La sede del club privado, sólo comprendido por socios con capacidad para avalar a un nuevo integrante, es un lugar cerrado y acondicionado, integrado por dos máquinas de ozono y dos extractores de aire que limpian el ambiente constantemente, cuya cantidad máxima que puede retirar un miembro al día es de cinco gramos, máximo que impide la posible compraventa. 

Actualmente lo forman más de 1.000 socios que abonan una cuota anual de 30 euros. Disponen los afiliados de un máximo de 60 gramos de cannabis al mes y cuyo control de consumición está registrado por el propio club que apunta las cantidades retiradas. Para poder satisfacer la demanda de usuarios, el grupo autoproduce su mercancía, y las deposita en el dispensario. “El cultivo está supervisado por un ingeniero agrícola para no crear excedentes”, comentó el secretario de la agrupación, Carlos de la Fuente. 

“Hay personas con 78 años que vienen únicamente a retirar su cuota para poder aliviar aquellos dolores que sufren”, afirmó el responsable, quien añade que para ser asociado la persona debe tener al menos 21 años, considerada por ellos la edad mental apropiada para iniciarse. Un establecimiento aceptado mayoritariamente por los vecinos de la zona. Consumir marihuana no es la única actividad que puede llevarse a cabo en esta organización sin ánimo de lucro, los beneficios son reinvertidos en el mantenimiento y mejora del establecimiento. 

La asociación también lleva a cabo labores sociales y culturales. Cuentan semanalmente convideoconferencias ofrecidas por doctores de medicina, consultas a pacientes para aconsejar y explicar el uso terapéutico del cannabis, conciertos de músicatalleres de repostería y próximamente añadirán actuaciones teatrales, entre otras actividades. También colaboran en la organización de Expocáñamo, feria industrial y medicinal de la planta, celebrada el pasado año en Fibes. 

Una práctica que en la actualidad da empleo a más de seis personas. “Deberían regular el consumo, eso esta claro, pero no pueden prohibir un proyecto destinado a amigos y familiares que fomenta la creación de trabajo”, aseguró De la Fuente, quien agregó que es una industria que debería ser impulsada por las organizaciones estatales y no perseguida. “Andalucía podría verse enriquecida si promoviera el uso industrial del cáñamo”, finalizó el secretario, quien alega que si la condena persiste, difícilmente podrá mantener a sus trabajadores. 

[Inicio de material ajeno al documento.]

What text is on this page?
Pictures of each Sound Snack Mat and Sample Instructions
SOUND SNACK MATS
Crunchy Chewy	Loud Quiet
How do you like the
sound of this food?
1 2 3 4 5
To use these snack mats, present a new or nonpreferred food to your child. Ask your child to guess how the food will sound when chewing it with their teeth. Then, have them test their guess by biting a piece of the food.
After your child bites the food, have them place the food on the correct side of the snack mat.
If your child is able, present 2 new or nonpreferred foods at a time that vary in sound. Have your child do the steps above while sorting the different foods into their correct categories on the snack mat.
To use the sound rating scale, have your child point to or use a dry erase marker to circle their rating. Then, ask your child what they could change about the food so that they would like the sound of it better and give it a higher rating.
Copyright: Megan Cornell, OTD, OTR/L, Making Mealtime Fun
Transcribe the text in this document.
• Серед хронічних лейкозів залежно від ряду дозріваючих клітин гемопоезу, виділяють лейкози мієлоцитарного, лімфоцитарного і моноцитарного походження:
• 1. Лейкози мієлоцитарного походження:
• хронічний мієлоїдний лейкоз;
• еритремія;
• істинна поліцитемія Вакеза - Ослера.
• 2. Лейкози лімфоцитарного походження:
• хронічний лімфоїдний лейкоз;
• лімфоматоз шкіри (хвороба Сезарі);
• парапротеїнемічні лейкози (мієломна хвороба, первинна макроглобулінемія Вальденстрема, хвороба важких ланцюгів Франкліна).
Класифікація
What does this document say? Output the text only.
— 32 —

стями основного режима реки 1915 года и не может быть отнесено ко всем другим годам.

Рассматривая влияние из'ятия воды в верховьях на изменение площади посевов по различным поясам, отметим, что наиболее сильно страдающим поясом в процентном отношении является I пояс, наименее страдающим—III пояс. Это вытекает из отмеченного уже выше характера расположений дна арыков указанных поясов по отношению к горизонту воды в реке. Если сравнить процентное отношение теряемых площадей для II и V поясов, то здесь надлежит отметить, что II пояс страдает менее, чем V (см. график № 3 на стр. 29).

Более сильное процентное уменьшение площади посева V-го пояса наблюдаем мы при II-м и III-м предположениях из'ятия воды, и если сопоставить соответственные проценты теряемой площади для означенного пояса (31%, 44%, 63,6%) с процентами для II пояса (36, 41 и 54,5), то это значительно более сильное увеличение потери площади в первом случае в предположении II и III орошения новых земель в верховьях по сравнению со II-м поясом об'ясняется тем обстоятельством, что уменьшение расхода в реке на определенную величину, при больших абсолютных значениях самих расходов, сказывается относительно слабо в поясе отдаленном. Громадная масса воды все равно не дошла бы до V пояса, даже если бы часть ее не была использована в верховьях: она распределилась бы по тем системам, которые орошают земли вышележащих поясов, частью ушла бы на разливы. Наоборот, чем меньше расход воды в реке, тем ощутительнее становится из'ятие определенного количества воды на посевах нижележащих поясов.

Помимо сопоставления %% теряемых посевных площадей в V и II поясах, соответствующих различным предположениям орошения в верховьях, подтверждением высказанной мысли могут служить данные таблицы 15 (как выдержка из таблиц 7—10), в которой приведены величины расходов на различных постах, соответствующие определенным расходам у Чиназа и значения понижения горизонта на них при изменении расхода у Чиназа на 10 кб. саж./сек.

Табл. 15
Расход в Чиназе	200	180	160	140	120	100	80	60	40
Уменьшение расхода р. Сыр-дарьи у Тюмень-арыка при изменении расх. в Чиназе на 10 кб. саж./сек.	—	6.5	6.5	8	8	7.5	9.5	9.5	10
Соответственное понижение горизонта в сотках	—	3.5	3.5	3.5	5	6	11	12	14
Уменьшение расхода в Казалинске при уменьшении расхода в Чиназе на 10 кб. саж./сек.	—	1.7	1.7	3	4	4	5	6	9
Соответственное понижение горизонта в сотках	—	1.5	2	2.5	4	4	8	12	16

Según los responsables de Sevikanna, “el club es tan sólo uno de los veinte que hay en la provincia de Sevilla, entre ellas se encuentra La Fuma, Club Thc o la Asociación Ramón Santos de Estudios Sobre el Cannabis”. 

Estos clubes ven con inquietud como desaparecerían si la condena del organismo judicial siguiese y crease jurisprudencia. Alegan que no sólo conllevaría el cierre del club y el despido de cientos de trabajadores en toda España, sino que causaría pérdidas económicas de hasta 50.000 euros para aquellos miembros que decidieron acondicionar un local para poner en ejercicio sus hábitos.